しかし、この日はそれだけでは終わらなかった。渋谷容疑者は「自宅に火をつけた」と話したのだ。前出の50代の男性が続ける。

「夜中の2時ごろ、外から拡声器で『(マンションの部屋が)燃えてるから、すぐ出てください』と言われ、向かいのスーパーの駐車場で待機させられたんです。消防隊員は隣の部屋のベランダからパーテーションを破って、(渋谷容疑者の)部屋に入っていました。窓ガラスを破った瞬間、煙がブワーって出るのが見えましたよ。ただ、放水などはしていませんでした。

変だったのは、すべての部屋に火災報知器があって5月に点検があったばかりなのに、それが鳴らなかったんですよ」

実際、火事に気づかずに寝ていて、「翌日、ニュースで知った」と話す住人もいた。

事件当日の朝にあった“異変”

渋谷容疑者はどのような人物だったのだろうか。

同じマンションの住人に聞くと、「ここ1年くらいで引っ越してきた、おとなしそうな人」と、特別変わった印象はなかったという。だが、すぐ上の部屋に住む男性は「渋谷容疑者かどうかわからないんだけど……」と前置きをしながら、このような話をしてくれた。

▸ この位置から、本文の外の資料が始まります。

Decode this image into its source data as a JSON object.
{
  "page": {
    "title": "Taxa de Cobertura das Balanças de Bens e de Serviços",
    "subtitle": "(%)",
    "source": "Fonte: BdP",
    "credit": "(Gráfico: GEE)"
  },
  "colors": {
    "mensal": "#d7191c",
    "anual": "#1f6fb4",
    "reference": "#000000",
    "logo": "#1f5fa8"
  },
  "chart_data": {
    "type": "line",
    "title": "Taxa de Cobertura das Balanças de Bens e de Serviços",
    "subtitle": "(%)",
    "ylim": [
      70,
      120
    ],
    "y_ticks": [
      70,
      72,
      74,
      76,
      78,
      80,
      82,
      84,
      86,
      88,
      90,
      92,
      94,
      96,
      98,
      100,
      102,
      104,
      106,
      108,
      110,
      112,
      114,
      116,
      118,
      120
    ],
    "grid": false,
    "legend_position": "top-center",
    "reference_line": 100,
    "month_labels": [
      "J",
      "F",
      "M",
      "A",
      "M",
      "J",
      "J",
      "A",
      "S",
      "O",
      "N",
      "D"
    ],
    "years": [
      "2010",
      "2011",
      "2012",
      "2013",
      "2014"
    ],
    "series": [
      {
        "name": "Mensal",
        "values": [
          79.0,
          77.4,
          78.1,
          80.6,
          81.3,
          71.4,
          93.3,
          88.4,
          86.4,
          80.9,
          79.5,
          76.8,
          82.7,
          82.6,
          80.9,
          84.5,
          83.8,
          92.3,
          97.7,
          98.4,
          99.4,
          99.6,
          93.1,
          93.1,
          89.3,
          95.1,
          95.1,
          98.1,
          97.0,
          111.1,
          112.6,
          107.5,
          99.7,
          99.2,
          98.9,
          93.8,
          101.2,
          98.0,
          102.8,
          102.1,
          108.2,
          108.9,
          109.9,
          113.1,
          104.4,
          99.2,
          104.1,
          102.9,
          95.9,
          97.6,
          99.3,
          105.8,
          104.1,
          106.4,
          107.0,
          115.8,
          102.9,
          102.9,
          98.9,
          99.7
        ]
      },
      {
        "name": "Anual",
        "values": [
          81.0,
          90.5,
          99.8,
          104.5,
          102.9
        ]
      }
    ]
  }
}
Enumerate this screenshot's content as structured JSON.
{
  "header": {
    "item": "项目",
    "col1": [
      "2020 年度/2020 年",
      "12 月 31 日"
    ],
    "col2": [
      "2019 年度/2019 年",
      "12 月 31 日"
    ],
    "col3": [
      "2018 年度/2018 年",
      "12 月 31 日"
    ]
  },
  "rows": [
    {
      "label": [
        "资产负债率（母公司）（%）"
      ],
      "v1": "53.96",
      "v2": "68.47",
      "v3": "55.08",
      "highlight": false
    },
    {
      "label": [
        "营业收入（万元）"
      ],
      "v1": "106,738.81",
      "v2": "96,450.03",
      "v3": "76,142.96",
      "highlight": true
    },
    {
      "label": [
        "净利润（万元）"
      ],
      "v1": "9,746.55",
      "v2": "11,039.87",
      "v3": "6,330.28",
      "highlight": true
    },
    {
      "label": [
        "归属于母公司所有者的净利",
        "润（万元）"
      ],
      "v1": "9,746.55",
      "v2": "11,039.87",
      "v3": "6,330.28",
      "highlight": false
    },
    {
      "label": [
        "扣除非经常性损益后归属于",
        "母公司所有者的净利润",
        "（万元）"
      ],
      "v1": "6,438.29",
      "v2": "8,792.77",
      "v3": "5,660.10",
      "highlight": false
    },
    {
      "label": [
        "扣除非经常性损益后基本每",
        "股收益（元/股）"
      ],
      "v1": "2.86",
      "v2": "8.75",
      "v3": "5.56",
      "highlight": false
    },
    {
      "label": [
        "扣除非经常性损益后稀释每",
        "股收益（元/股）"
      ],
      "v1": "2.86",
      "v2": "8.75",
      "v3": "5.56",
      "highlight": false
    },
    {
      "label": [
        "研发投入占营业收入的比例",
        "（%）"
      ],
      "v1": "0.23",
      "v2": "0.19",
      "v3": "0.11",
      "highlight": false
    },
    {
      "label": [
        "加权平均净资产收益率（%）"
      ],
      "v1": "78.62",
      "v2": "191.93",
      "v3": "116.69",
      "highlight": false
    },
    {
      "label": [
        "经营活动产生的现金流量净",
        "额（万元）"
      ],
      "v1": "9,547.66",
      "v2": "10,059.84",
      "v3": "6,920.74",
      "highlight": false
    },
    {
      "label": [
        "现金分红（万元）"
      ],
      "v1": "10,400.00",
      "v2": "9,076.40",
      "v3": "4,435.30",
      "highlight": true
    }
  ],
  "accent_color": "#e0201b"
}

「今年の1月か2月ごろ、真冬の夜に突然インターホンが鳴ったんです。どちらさんですかと聞いても名乗らない。そしていきなり『複数人でベランダに出て、ウチを覗いてるだろう?』って言ってきたんです。

『どういうことですか?』と聞いてもまともに答えない。一方的に『みんなで覗いて騒いでるのを知ってるんだぞ』と言うだけなんです。危ない人だなと思ってドアも開けませんでした。

そういえば、昨年の9月ごろにも、『騒音がうるさいと通報があったので、話を聞かせてくれ』と警察が来たことがあったんですが、あれも下の部屋(渋谷容疑者)だったのかもしれません」

事件のあった日の朝にも気になることがあったのだという。

「下から、ドンドンと天井を強く突くような音がしたんです。ちょうどキッチンのところなので、火災報知器を壊そうとしていたんじゃないかって思ったんです。火事のあった日、火災報知器が鳴っていなかったんですよ」

7月21日、渋谷容疑者の身柄が検察に送られた。朝8時ごろ、秦野署の護送口に姿を現した彼は、一瞬カメラを睨むような目つきをしたものの、すぐに顔を伏せ、まばたきを繰り返しながら護送車に乗り込んだ。

その様子からは、包丁やゴルフクラブで周りを威嚇するような狂暴性をうかがうことはできなかった。

渋谷容疑者はなぜ凶行に走ったのか。捜査が進めば明らかになるに違いない。